Nichts geschah, niemand tat ihr etwas zu leid, wie man es oft unten im täglich erscheinenden Korallenkurier lesen konnte. Odelie war glücklich, offenbar wollte da jemand genauso gerne spielen wie sie. Tatsächlich brachten sie später ein Stöckchen mit, das sie freudig aus der Hand eines der Kleineren nahm und eingehend untersuchte. Dann hatten sie einmal ein großes Ding dabei, durchsichtig wie das Wasser, in dem sie schwamm, aber fest. Sie hielten es ihr hin und sie nahm das erste Bad in der Geschichte der Oktopoden. Tagtäglich kamen sie und spielten mit ihr, zum Schluss waren es nur die beiden Kleineren, aber sie kamen, sogar, als die Winterstürme sein Meer tiefblau färbten und wild und ungestüm machten. Odelie hatte die ungewöhnlichsten Spielgefährten, die seit Fischegedenken jemals ein Bewohner der See gehabt hatte.

Eines Tages waren sie nicht mehr da, Odelie schwamm noch ein paar Tage an dieselbe Stelle, aber sie kamen nicht mehr. Zunächst war sie traurig und ein wenig grau statt silbern, dann aber wurde ihr klar, dass die Menschen Ferien gehabt hatten und nun wohl wieder in ihr eigenes Aquarium gereist waren.
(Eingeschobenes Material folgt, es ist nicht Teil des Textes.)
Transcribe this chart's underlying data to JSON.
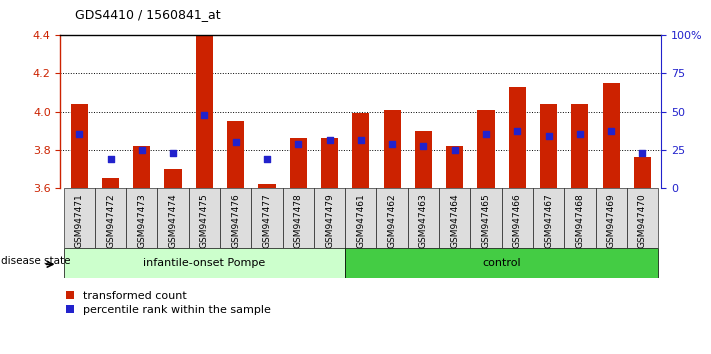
{
  "title": "GDS4410 / 1560841_at",
  "samples": [
    "GSM947471",
    "GSM947472",
    "GSM947473",
    "GSM947474",
    "GSM947475",
    "GSM947476",
    "GSM947477",
    "GSM947478",
    "GSM947479",
    "GSM947461",
    "GSM947462",
    "GSM947463",
    "GSM947464",
    "GSM947465",
    "GSM947466",
    "GSM947467",
    "GSM947468",
    "GSM947469",
    "GSM947470"
  ],
  "red_values": [
    4.04,
    3.65,
    3.82,
    3.7,
    4.4,
    3.95,
    3.62,
    3.86,
    3.86,
    3.99,
    4.01,
    3.9,
    3.82,
    4.01,
    4.13,
    4.04,
    4.04,
    4.15,
    3.76
  ],
  "blue_values": [
    3.88,
    3.75,
    3.8,
    3.78,
    3.98,
    3.84,
    3.75,
    3.83,
    3.85,
    3.85,
    3.83,
    3.82,
    3.8,
    3.88,
    3.9,
    3.87,
    3.88,
    3.9,
    3.78
  ],
  "group1_count": 9,
  "group1_label": "infantile-onset Pompe",
  "group2_label": "control",
  "ymin": 3.6,
  "ymax": 4.4,
  "yticks": [
    3.6,
    3.8,
    4.0,
    4.2,
    4.4
  ],
  "right_yticks": [
    0,
    25,
    50,
    75,
    100
  ],
  "right_yticklabels": [
    "0",
    "25",
    "50",
    "75",
    "100%"
  ],
  "bar_color": "#cc2200",
  "blue_color": "#2222cc",
  "group1_bg": "#ccffcc",
  "group2_bg": "#44cc44",
  "left_axis_color": "#cc2200",
  "right_axis_color": "#2222cc",
  "bar_width": 0.55,
  "disease_state_label": "disease state",
  "tick_bg_color": "#dddddd"
}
Viele Gezeiten später, es mochte wohl ein Jahr gewesen sein, schwamm sie doch noch einmal hin. Und tatsächlich, sie waren alle wieder da, alle ein Stückchen gewachsen. Odelie wurde vor Freude sogar ganz platinhell, verströmte silberne Tinte und hielt dies alles für den wunderbaren Beginn einer langen Freundschaft.